Microscopically in monophasic PB, branching and variably shaped glands are lined by columnar cells with clear cytoplasm and subnuclear vacuoles, lending an appearance similar to post-ovulatory endometrial glands. Within the glands, there may be morules, which are collections of oval or spindle cells with a squamoid appearance. Neither the glandular cells or morular cells exhibit much cytologic atypia. The intervening stroma in the monophasic tumor is bland and spindled. In biphasic PB, the glandular component is the same, but the meschenchymal component exhibits a sarcomatous appearance with blastema and rarely, bone, cartilage and mulinucleated trophoblast-like giant cells may be present.h
Affects adults in the third and fourth decades (mean age of diagnosis 35). Tumors can involve the bronchi leading to cough and hemotysis and those that arise in the periphery may remain asymptomatic. 80% of patients have a smoking history.
In contrast, pleuropulmonary blastoma affects primarily children and adolescents and the epithelial glandular component described above in pulmonary blastoma is not a prominent feature.

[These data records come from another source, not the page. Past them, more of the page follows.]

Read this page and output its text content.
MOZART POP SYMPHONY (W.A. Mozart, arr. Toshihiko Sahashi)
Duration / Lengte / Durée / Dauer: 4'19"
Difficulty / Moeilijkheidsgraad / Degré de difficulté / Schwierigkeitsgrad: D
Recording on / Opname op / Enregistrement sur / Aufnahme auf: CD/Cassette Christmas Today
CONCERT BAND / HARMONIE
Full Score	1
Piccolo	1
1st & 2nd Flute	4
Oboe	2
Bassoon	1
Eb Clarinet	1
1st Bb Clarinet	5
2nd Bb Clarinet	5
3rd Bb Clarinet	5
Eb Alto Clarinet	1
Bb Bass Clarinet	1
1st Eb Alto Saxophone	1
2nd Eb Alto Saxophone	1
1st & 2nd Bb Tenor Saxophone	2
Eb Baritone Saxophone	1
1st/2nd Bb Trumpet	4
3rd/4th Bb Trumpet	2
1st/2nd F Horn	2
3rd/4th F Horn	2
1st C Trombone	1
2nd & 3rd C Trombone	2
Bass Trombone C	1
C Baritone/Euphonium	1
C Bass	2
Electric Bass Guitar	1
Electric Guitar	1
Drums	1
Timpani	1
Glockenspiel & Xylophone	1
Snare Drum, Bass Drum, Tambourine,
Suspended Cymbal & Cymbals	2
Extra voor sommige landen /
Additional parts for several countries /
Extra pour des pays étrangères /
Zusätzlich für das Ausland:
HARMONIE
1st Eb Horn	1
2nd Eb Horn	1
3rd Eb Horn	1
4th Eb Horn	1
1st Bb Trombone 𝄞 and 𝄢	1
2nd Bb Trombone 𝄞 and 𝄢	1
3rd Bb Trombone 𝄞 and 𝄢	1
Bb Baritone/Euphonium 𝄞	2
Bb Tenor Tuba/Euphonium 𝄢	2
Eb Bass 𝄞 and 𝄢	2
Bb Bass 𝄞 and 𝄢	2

Complete surgical excision.
Monophasic pulmonary blastoma (aka well-differentiated fetal adenocarcinoma) are relatively indolent tumors, and most present at Stage I. Tumor-associated mortality approximately 10% (Zander). Biphasic tumors have considerably worse prognosis (Fletcher).
Pulmonary blastoma is a biphasic tumor with epithelial and mesenchymal elements.
The epithelial elements recapitulate lung development the fetus, but they also resemble endometrial glands with subnuclear vacuoles.
Monophasic pulmonary blastoma is also known as well-differentiated fetal adenocarcoma. Biphasic pulmonary blastoma is not classified under other names.
Fletcher CDM, ed. Diagnostic Histopathology of Tumors. 3rd Ed. Philadelphia, PA: Elsevier; 2007: 193.
Zander DS, Farver CF. Pulmonary Pathology: Foundations in Diagnostic Pathology. Philadelphia, PA: Elvesier; 2008: 587-590, 594-595.